The country (or countries) with the highest mean ranking based on population density is/are ['Macao SAR, China', 'Monaco'] with a ranking of 1.5 out of 263 available countries.


In [75]:
# Calculate the mean population density for each country
avg_density = df.groupby("Country Name")["Population density (people per sq. km of land area)"].mean().reset_index()
avg_density = avg_density.sort_values(by="Population density (people per sq. km of land area)", ascending=False)

# Create a bar chart showing the mean population density for each country
fig = px.bar(avg_density, y="Country Name", x="Population density (people per sq. km of land area)",
             labels={"country": "Country", "Population density (people per sq. km of land area)": "Mean population density"},
             title="Mean Population Density by Country", log_x=True)
fig.show()


##### Explaining the code:
We first drop any rows with missing values in the "Population density" column. We then add a new column to the DataFrame that shows the population density rank for each year. We then calculate the mean ranking across all years for each country and find the country/countries with the highest mean ranking based on population density. We create a bar chart showing the mean population density for each country through the years to get a better sense of the ranking. The x-axis is log-scaled for easier visualization.

### Question 4
#### What is the country (or countries) that has the highest 'Population density (people per sq. km of land area)' across all years? (i.e., which country has the highest average ranking in this category across each time point in the dataset?)

In [76]:
# Get the dataframe for the years between 1962 and 2007
df_year = df[df['Year'] <= 2007]
df_year = df_year[df_year['Year'] >= 1962]

# Pivot the dataframe to have separate columns for each year
df_pivot = df_year.pivot(index='Country Name', columns='Year', values='Life expectancy at birth, total (years)')

# Calculate the difference in life expectancy
df_pivot['diff'] = df_pivot[2007] - df_pivot[1962]

# Find the country (or countries) with the max increase in life expectancy
max_increase = np.max(df_pivot['diff'])

# Find the country (or countries) that correspond to the max increase in life expectancy
highest_increase_countries = df_pivot[df_pivot['diff'] == max_increase].index.tolist()

print(f'The country (or countries) with the greatest increase in life expectancy is/are {highest_increase_countries}, with an increase in expectancy of {max_increase:.3f} years.')

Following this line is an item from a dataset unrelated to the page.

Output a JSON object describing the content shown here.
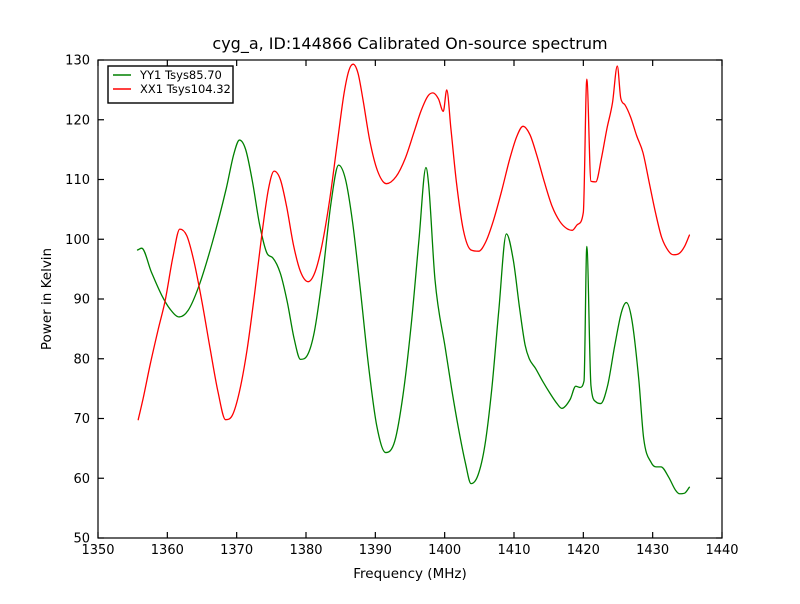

The country (or countries) with the greatest increase in life expectancy is/are ['Maldives'], with an increase in expectancy of 36.916 years.


In [77]:
# Sort the countries by increase in life expectancy in descending order
df_pivot_sorted = df_pivot.sort_values(by='diff', ascending=False)

# Create a bar chart of the difference in life expectancy between 1962 and 2007 for each country
fig = px.bar(df_pivot_sorted, x='diff', y=df_pivot_sorted.index, orientation='h', text='diff')

# Title and axis
fig.update_layout(title='Difference in Life Expectancy between 1962 and 2007 by Country',
                  xaxis_title='Increase in Life Expectancy (years)', yaxis_title='Country')

# Show the plot
fig.show()

##### Explaining the code:
First, we create a new DataFrame containing only data from the years 1962 to 2007. We then pivot the DataFrame to have separate columns for each year, and calculate the differences in life expectancy between 1962 and 2007 for each country. We then find the country or countries with the greatest increase in life expectancy, and print out the result. We sort the countries by the increase in life expectancy in descending order, and create an interactive bar chart for easy visualization.